Optimizelyのstats engineによる逐次A/Bテスト - About connecting the dots.

これはなぜ起こるのでしょうか?

A/Bテストにおいて、訪問者をAとBにランダムに振り分けるのは、各グループにおける訪問者の性質を均質にすることが目的です。
もし、Aは男性、Bは女性というような振り分け方をすると、AとBにおける入会率の差が、性別による差なのか、デザインによる差なのか、判別できなくなります。
デザインによる入会率の差を検証したかったら、デザイン以外の要因(例えば男女比)が同じになるように振り分ける必要があります。
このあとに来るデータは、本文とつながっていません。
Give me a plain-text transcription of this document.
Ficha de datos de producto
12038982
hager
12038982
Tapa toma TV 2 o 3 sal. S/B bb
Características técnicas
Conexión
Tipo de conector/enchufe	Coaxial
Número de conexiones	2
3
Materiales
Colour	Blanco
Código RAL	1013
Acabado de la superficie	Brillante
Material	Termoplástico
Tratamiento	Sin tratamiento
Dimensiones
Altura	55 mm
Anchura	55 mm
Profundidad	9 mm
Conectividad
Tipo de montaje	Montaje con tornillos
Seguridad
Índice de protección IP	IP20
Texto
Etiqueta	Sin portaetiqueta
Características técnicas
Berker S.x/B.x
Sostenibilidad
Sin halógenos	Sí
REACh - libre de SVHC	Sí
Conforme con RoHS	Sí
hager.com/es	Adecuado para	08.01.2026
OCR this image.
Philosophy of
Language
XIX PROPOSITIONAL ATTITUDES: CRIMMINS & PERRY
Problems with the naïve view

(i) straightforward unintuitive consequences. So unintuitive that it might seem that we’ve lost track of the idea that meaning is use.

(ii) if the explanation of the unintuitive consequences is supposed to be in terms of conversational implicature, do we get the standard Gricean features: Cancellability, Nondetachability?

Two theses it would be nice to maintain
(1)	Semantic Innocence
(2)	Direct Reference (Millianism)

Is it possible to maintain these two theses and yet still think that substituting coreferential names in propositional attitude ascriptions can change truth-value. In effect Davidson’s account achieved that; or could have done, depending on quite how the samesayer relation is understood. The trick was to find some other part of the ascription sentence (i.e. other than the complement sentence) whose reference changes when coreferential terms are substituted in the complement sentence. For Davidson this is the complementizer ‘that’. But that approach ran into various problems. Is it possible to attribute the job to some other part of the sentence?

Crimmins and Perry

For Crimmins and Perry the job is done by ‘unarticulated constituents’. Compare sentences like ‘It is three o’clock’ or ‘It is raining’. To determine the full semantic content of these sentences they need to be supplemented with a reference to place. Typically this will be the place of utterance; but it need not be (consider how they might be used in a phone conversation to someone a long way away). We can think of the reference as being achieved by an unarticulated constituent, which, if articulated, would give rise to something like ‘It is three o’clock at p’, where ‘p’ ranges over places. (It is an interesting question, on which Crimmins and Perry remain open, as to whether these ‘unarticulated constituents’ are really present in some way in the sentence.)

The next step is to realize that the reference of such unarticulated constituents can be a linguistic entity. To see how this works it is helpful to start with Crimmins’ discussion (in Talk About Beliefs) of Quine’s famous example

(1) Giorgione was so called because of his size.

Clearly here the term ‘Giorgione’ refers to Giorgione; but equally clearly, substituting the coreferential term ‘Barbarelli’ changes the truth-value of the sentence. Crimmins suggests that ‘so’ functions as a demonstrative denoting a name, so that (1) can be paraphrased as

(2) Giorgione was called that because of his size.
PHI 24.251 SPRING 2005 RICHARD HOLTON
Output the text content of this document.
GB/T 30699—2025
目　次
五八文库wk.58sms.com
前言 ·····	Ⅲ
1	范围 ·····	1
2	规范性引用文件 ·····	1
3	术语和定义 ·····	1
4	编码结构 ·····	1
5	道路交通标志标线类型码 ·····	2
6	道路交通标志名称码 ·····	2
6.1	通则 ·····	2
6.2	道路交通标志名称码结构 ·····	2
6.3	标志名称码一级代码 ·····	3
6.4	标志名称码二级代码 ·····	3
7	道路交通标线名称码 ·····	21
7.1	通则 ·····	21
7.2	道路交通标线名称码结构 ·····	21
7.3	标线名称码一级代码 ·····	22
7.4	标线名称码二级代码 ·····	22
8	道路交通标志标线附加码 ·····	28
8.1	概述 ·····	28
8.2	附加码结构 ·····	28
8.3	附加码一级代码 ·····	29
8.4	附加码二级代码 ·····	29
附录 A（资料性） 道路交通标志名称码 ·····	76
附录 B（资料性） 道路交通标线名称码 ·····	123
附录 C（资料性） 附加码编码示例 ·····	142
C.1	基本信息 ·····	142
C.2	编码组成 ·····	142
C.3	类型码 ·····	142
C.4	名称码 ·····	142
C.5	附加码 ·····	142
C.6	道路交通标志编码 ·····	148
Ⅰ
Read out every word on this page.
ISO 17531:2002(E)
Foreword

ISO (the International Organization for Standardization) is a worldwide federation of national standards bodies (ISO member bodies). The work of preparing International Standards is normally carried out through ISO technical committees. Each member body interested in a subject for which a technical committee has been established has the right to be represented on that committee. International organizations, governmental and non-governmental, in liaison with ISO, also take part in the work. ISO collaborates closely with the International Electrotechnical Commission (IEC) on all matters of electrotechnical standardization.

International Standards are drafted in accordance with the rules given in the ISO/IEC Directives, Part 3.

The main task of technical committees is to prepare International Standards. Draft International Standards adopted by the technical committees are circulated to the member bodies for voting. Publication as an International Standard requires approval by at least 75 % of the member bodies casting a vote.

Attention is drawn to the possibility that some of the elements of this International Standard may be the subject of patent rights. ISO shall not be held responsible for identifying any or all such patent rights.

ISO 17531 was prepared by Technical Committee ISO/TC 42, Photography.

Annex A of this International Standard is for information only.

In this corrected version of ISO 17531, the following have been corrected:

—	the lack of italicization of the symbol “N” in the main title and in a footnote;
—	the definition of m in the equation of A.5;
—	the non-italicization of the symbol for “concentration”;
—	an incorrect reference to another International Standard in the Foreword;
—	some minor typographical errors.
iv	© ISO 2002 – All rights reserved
ところで、このランディングページに訪れるのは新規訪問者だけでしょうか?
A/Bテストの対象者の中に、現ランディングページを見たことのある人は含まれないのでしょうか?

今、A/Bテストの対象者の中に、新規訪問者と再訪問者が50%ずついるとしましょう。
新規訪問者とは、現ランディングページを見たことがない人たちと定義します。
すると、再訪問者は現ランディングページを見たことがある人たちであり、言い換えると、現ランディングページでは入会しなかった実績を持つ人たちです。
つまり、Aグループにおける再訪問者は、現ランディングページでは入会しにくいという性質を持っていることになります。
そう考えると、AとBの入会率に差が無かったとしても、Aグループにおける再訪問者の入会率はBグループにおける再訪問者の入会率より低くなることが予想されます。

これでは、A/Bテストの前提である「各グループにおける訪問者の性質が均質」を満たしません。

このような場合、どんなに正しく統計的検定のフレームワークを適用ても、正しい結果は得られません。

A/Bテストの評価に統計的検定を使用するならば、グループの等質性についても気を付けなくてならないことがお分かりいただけたかと思います。